A typical liquid crystal display (LCD) includes a passive optical liquid crystal panel and a backlight module to provide sufficient illumination for the liquid crystal panel, so that the LCD can display images.
FIG. 7 is an exploded, isometric view of a typical LCD. The typical LCD 100 includes a liquid crystal panel 19 and a backlight module 10. The backlight module 10 includes a light shield member 110, a plurality of light emitting diodes (LEDs) 120, an optical film set 130, a light guiding plate (LGP) 140, a frame 150, a reflector 160, and a bezel 180.
The LGP 140 includes a bottom surface 142 and a light incident surface 143 adjoining the bottom surface 142. The frame 150 includes four sidewalls 151 that cooperatively define an accommodating space (not labeled), and a plurality of grooves (not labeled) formed at one of the sidewalls 151. A rectangular adhesive tape 162 is affixed along the edges of the reflector 160.
In assembly, the LGP 140, the optical film set 130, and the light shield member 110 are received in the accommodating space.

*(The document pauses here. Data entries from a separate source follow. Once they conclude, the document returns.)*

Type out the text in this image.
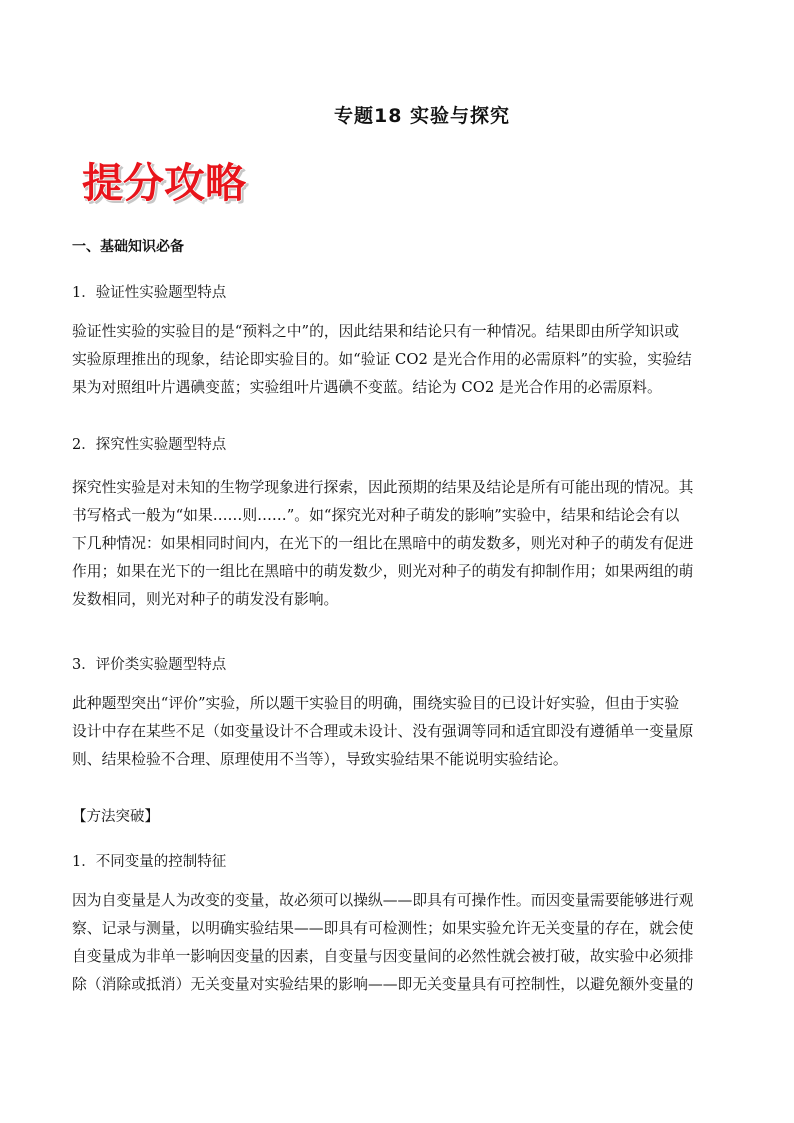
专题18 实验与探究
提分攻略
一、基础知识必备
1．验证性实验题型特点
验证性实验的实验目的是“预料之中”的，因此结果和结论只有一种情况。结果即由所学知识或
实验原理推出的现象，结论即实验目的。如“验证 CO2 是光合作用的必需原料”的实验，实验结
果为对照组叶片遇碘变蓝；实验组叶片遇碘不变蓝。结论为 CO2 是光合作用的必需原料。
2．探究性实验题型特点
探究性实验是对未知的生物学现象进行探索，因此预期的结果及结论是所有可能出现的情况。其
书写格式一般为“如果……则……”。如“探究光对种子萌发的影响”实验中，结果和结论会有以
下几种情况：如果相同时间内，在光下的一组比在黑暗中的萌发数多，则光对种子的萌发有促进
作用；如果在光下的一组比在黑暗中的萌发数少，则光对种子的萌发有抑制作用；如果两组的萌
发数相同，则光对种子的萌发没有影响。
3．评价类实验题型特点
此种题型突出“评价”实验，所以题干实验目的明确，围绕实验目的已设计好实验，但由于实验
设计中存在某些不足（如变量设计不合理或未设计、没有强调等同和适宜即没有遵循单一变量原
则、结果检验不合理、原理使用不当等），导致实验结果不能说明实验结论。
【方法突破】
1．不同变量的控制特征
因为自变量是人为改变的变量，故必须可以操纵——即具有可操作性。而因变量需要能够进行观
察、记录与测量，以明确实验结果——即具有可检测性；如果实验允许无关变量的存在，就会使
自变量成为非单一影响因变量的因素，自变量与因变量间的必然性就会被打破，故实验中必须排
除（消除或抵消）无关变量对实验结果的影响——即无关变量具有可控制性，以避免额外变量的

Each LED 120 is received in a corresponding groove and adjacent to the light incident surface 143. The reflector 160 is received in the bezel 180. The frame 150, the LGP 140, the optical film set 130, the light shield member 110, and the plurality of LEDs 120, are positioned onto the reflector 160. The bottom surface 142 is attached to the reflector 160 via the adhesive tape 162. The liquid crystal panel 19 is positioned onto the backlight module 10 forming the LCD 100.
In operation, incident light beams are emitted from the LEDs 120 to the LGP 140. A part of the light beams are emitted out from the bottom surface 142 and reflected back into the LGP 140 by the reflector 160. The LGP 140 guides both the incident and reflected light beams to the liquid crystal panel 19.
A typical thickness of the adhesive tape 162 is usually in a range from about 0.03 to about 0.05 millimeters, to ensure adhesion between the LGP 140 and the reflector 160. However, the typical thickness may induce a gap between the LGP 140 and the reflector 160. Light beams emanating from the bottom surface 142 of the LGP 140 may be consumed in the gap. As a result, the light utilization efficiency of the backlight module 10 is low and the brightness of the LCD 100 is degraded.
Therefore, a backlight module and an LCD employing such backlight module is desired to overcome the above-described deficiencies.